Workshop 1: How Can We Contribute to Measure the "100 Million by 2020" Goal?
This workshop focused on the achievements to date and the contributions to the Global Alliances's overarching goal of 100 million homes adopting clean and efficient stoves and fuels by 2020. Furthermore, monitoring approaches of different cooking energy interventions at global, international and national level were presented, and options for harmonizing monitoring interests and methods were discussed. Participants also analyzed and discussed the current supply of and demand for information for reporting on the objective of '100 million by 2020' and elaborated on possible achievements.
|| Facilitator/Chair: Dr. Christoph Messinger, GIZ/EnDev
|| Rapporteur: Dr. Anne Wheldon, Ashden
- Understanding the Alliance's target and the information to monitor progress
- Understanding different monitoring needs, systems and challenges of selected partners (European practitioners, national governments using the example of Kenya)
- Elaborating recommendations for national governments, donors, the Global Alliance's secretariat and partner on monitoring the overall target
Key Areas Discussed
- We discussed the interpretation of the GACC aspirational goal of 100 million households, and SE4All goal of universal energy access, including whether the two goals are compatible, and how they link to national targets and plans.
- We looked at the detail of data to be collected and some of the difficulties in this, in particular how to go from stoves sold -> households with access to clean cooking -> households adopting clean cooking.

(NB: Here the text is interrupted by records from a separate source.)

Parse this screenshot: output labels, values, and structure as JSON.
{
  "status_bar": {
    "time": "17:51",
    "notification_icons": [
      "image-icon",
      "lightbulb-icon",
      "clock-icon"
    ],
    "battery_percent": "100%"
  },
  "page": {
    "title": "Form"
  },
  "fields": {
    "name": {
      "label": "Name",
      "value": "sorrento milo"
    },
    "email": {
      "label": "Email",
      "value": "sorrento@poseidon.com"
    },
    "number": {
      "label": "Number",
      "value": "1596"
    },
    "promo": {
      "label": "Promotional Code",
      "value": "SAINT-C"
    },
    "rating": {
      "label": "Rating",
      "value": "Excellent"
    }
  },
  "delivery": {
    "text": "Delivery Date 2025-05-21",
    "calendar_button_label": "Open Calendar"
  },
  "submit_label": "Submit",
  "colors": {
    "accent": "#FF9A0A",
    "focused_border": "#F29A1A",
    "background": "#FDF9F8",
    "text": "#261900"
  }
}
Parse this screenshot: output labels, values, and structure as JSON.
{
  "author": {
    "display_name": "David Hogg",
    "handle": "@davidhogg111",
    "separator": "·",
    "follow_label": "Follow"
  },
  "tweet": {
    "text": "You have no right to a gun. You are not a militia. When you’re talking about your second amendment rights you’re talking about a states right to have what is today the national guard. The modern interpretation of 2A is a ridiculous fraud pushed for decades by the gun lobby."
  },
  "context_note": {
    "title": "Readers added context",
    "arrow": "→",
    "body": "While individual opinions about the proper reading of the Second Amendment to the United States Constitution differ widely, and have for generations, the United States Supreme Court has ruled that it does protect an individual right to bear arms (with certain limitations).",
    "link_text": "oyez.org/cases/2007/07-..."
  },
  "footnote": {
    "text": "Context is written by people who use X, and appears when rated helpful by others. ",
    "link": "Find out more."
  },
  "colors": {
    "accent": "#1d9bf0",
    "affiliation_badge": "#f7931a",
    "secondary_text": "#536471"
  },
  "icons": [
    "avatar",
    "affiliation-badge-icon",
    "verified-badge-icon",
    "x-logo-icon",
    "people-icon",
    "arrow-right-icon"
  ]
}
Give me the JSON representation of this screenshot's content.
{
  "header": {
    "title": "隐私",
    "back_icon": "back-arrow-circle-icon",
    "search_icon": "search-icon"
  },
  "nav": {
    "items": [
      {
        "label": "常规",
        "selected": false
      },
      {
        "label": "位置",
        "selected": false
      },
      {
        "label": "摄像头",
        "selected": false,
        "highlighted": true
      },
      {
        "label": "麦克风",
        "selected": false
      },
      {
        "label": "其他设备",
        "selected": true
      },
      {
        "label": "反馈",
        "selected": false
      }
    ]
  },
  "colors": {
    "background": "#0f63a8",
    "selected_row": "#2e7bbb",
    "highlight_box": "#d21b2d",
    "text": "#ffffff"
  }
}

- We heard the experiences of three GACC members (EnDev, WLPGA, Government of Kenya) with monitoring their work, and discussed challenges, good examples and different ways in which monitoring could be harmonized to meet GACC needs.
- Establishment of national data bases on cooking energy. These would be useful to avoid double counting of stoves, for investors and stove programs, and also for other government activities as well as stoves. However, there is no general recommendation about what organization should host such a data base or who is responsible for data collection.
- A generally accepted interpretation is needed of the meaning of ‘household that has adopted clean cooking’, along with guidance on how this should be monitored.
- As far as possible, the existing monitoring structures of stakeholders in the stove sector should be used for GACC reporting.
Specific Action Proposed (Including Responsibilities)
- National cooking data bases should be piloted in some of the priority countries of GACC or World Bank/ESMAP
- The GACC secretariat and members should work jointly to agree the interpretation of ‘household that has adopted clean cooking’, and to produce guidance on monitoring.
- The GACC secretariat and members should work jointly to review existing monitoring structures, and develop a document or toolkit that identifies gaps in current reporting and explains what is needed to make reporting comprehensive.